Прежде всего, именно на перестройку выпадает время первого удовлетворения накопившегося массового спроса. Невероятные тиражи перестроечных журналов с романами Платонова, Набокова и - наконец-то - Пастернака были первыми, пока еще бумажными, витринами грядущих супермаркетов и мегамоллов.

Сфера «нового материального потребления» концентрировалась вокруг потребления духовного. «Хлеб» появлялся вокруг «зрелищ». Первый лаваш, первые кооперативные шашлыки (мясо размочено в соде, сверху угольная корка, внутри сырятина), чебуреки и беляши (из того, что когда-то называли «стерво»). Все это поглощалось с нездоровым интересом - как журнал «Огонек» (из тех же продуктов). Во всем этом было нечто идеальное.

Но на виртуальном потреблении долго не продержишься. Хотелось большего - ресторанов, дорогих машин, да того же мартини, о котором раньше читали в переводных книжках.

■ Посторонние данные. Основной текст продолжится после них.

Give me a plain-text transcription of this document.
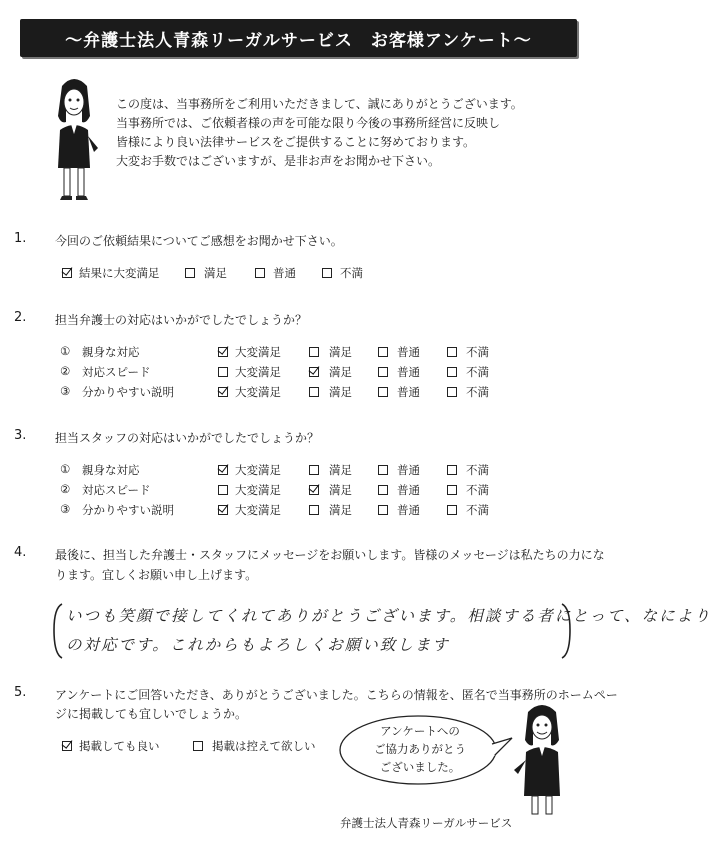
～弁護士法人青森リーガルサービス　お客様アンケート～
この度は、当事務所をご利用いただきまして、誠にありがとうございます。
当事務所では、ご依頼者様の声を可能な限り今後の事務所経営に反映し
皆様により良い法律サービスをご提供することに努めております。
大変お手数ではございますが、是非お声をお聞かせ下さい。
1. 今回のご依頼結果についてご感想をお聞かせ下さい。
結果に大変満足	満足	普通	不満
2. 担当弁護士の対応はいかがでしたでしょうか？
① 親身な対応	大変満足	満足	普通	不満
② 対応スピード	大変満足	満足	普通	不満
③ 分かりやすい説明	大変満足	満足	普通	不満
3. 担当スタッフの対応はいかがでしたでしょうか？
① 親身な対応	大変満足	満足	普通	不満
② 対応スピード	大変満足	満足	普通	不満
③ 分かりやすい説明	大変満足	満足	普通	不満
4. 最後に、担当した弁護士・スタッフにメッセージをお願いします。皆様のメッセージは私たちの力にな
ります。宜しくお願い申し上げます。
いつも笑顔で接してくれてありがとうございます。相談する者にとって、なにより
の対応です。これからもよろしくお願い致します
5. アンケートにご回答いただき、ありがとうございました。こちらの情報を、匿名で当事務所のホームペー
ジに掲載しても宜しいでしょうか。
掲載しても良い	掲載は控えて欲しい
アンケートへの
ご協力ありがとう
ございました。
弁護士法人青森リーガルサービス
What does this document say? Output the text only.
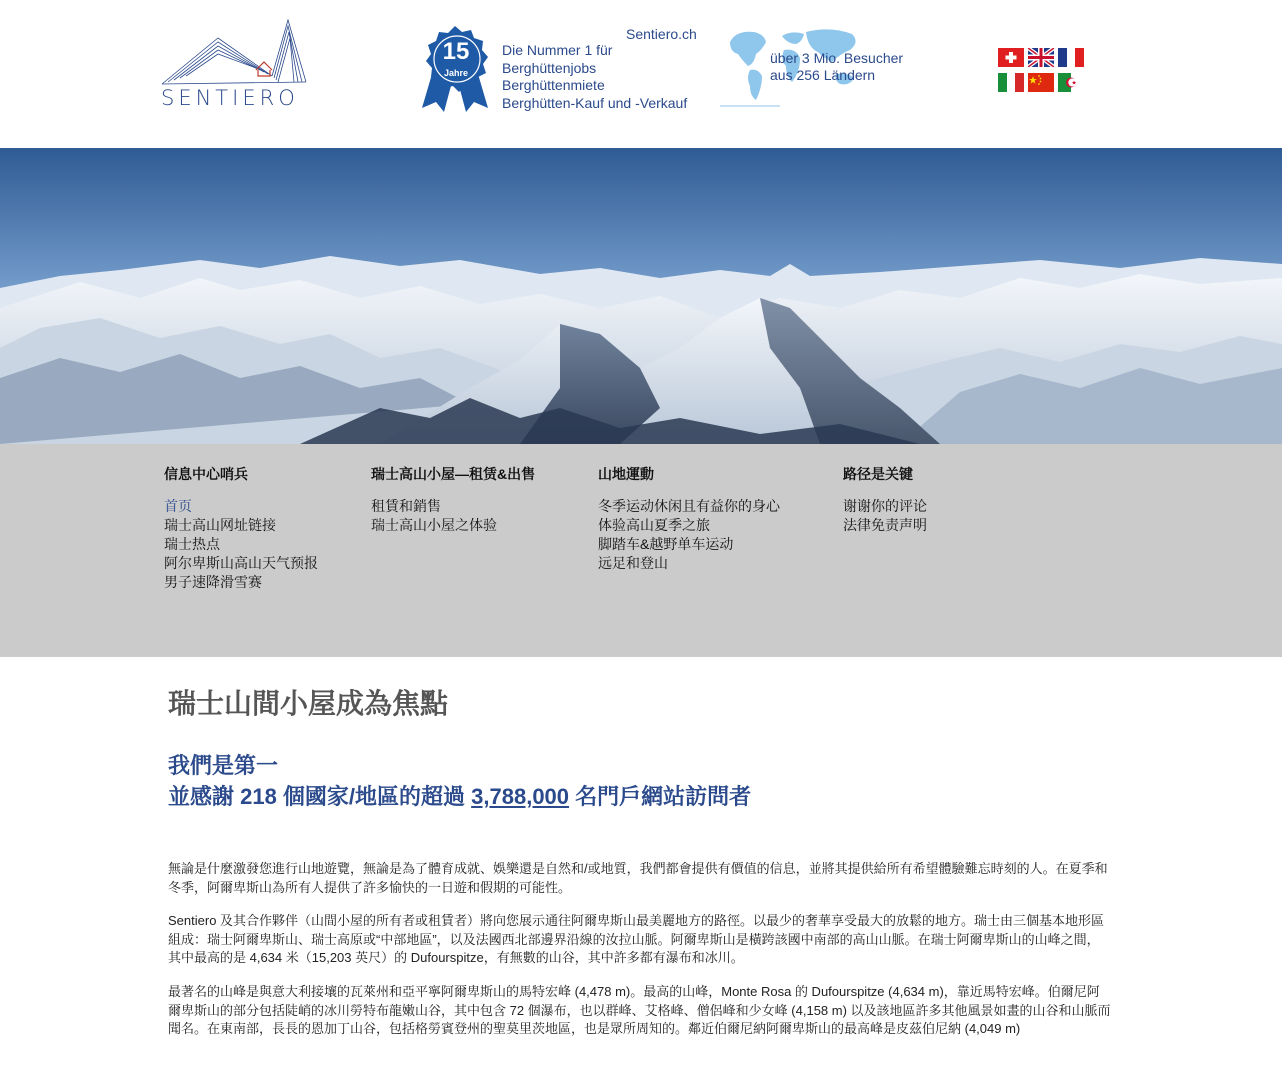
SENTIERO
15
Jahre
Sentiero.ch
Die Nummer 1 für
Berghüttenjobs
Berghüttenmiete
Berghütten-Kauf und -Verkauf
über 3 Mio. Besucher
aus 256 Ländern
信息中心哨兵
首页
瑞士高山网址链接
瑞士热点
阿尔卑斯山高山天气预报
男子速降滑雪赛
瑞士高山小屋—租赁&出售
租賃和銷售
瑞士高山小屋之体验
山地運動
冬季运动休闲且有益你的身心
体验高山夏季之旅
脚踏车&越野单车运动
远足和登山
路径是关键
谢谢你的评论
法律免责声明
瑞士山間小屋成為焦點
我們是第一
並感謝 218 個國家/地區的超過 3,788,000 名門戶網站訪問者
無論是什麼激發您進行山地遊覽，無論是為了體育成就、娛樂還是自然和/或地質，我們都會提供有價值的信息，並將其提供給所有希望體驗難忘時刻的人。在夏季和冬季，阿爾卑斯山為所有人提供了許多愉快的一日遊和假期的可能性。
Sentiero 及其合作夥伴（山間小屋的所有者或租賃者）將向您展示通往阿爾卑斯山最美麗地方的路徑。以最少的奢華享受最大的放鬆的地方。瑞士由三個基本地形區組成：瑞士阿爾卑斯山、瑞士高原或“中部地區”，以及法國西北部邊界沿線的汝拉山脈。阿爾卑斯山是橫跨該國中南部的高山山脈。在瑞士阿爾卑斯山的山峰之間，其中最高的是 4,634 米（15,203 英尺）的 Dufourspitze，有無數的山谷，其中許多都有瀑布和冰川。
最著名的山峰是與意大利接壤的瓦萊州和亞平寧阿爾卑斯山的馬特宏峰 (4,478 m)。最高的山峰，Monte Rosa 的 Dufourspitze (4,634 m)，靠近馬特宏峰。伯爾尼阿爾卑斯山的部分包括陡峭的冰川勞特布龍嫩山谷，其中包含 72 個瀑布，也以群峰、艾格峰、僧侶峰和少女峰 (4,158 m) 以及該地區許多其他風景如畫的山谷和山脈而聞名。在東南部，長長的恩加丁山谷，包括格勞賓登州的聖莫里茨地區，也是眾所周知的。鄰近伯爾尼納阿爾卑斯山的最高峰是皮茲伯尼納 (4,049 m)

В мае девяностого Рыжков объявляет, что цены на продукты питания следует повысить. Из магазинов исчезает все. 17 октября честнейший Григорий Явлинский подает в отставку вместе со своей командой, все погибло, проклятые большевики.

Безумие, август, ельцин-ельцин-ельцин, танки, Белый дом, свобода.

600.

«Шестисотый» «мерс» - это крутая тачила. В смысле авто. Роскошное средство передвижения, наряду с малиновым пиджаком и золотой цепью на шее ставшее символом Золотого десятилетия, «ельцинской эпохи», «додефолта», короче - девяностых.

Всеобщие мечты о материальном и осязаемом счастье, о ресторанах и дорогих машинах сбылись, по крайней мере для определенной части населения. Но в дорогом ресторане могли пристрелить, и чем дороже ресторан, тем больше был шанс словить маслину. Малиновый пиджак, дизайнерская шутка то ли Версаче, то ли Армани (кто упомнит?) стал бандитской униформой, а особо опасным приобретением стал великий «шестисотый». Купить эту машину было можно, но чтобы ездить на ней, нужно было иметь определенный вес в определенных кругах. Если владелец марки не мог обосновать свое «право рассекать», его участь была незавидной. Зато обосновавший имел право на дополнительные удовольствия - например, шугать зазевавшихся пешеходов. «Пеший перед конным», как в средневековье.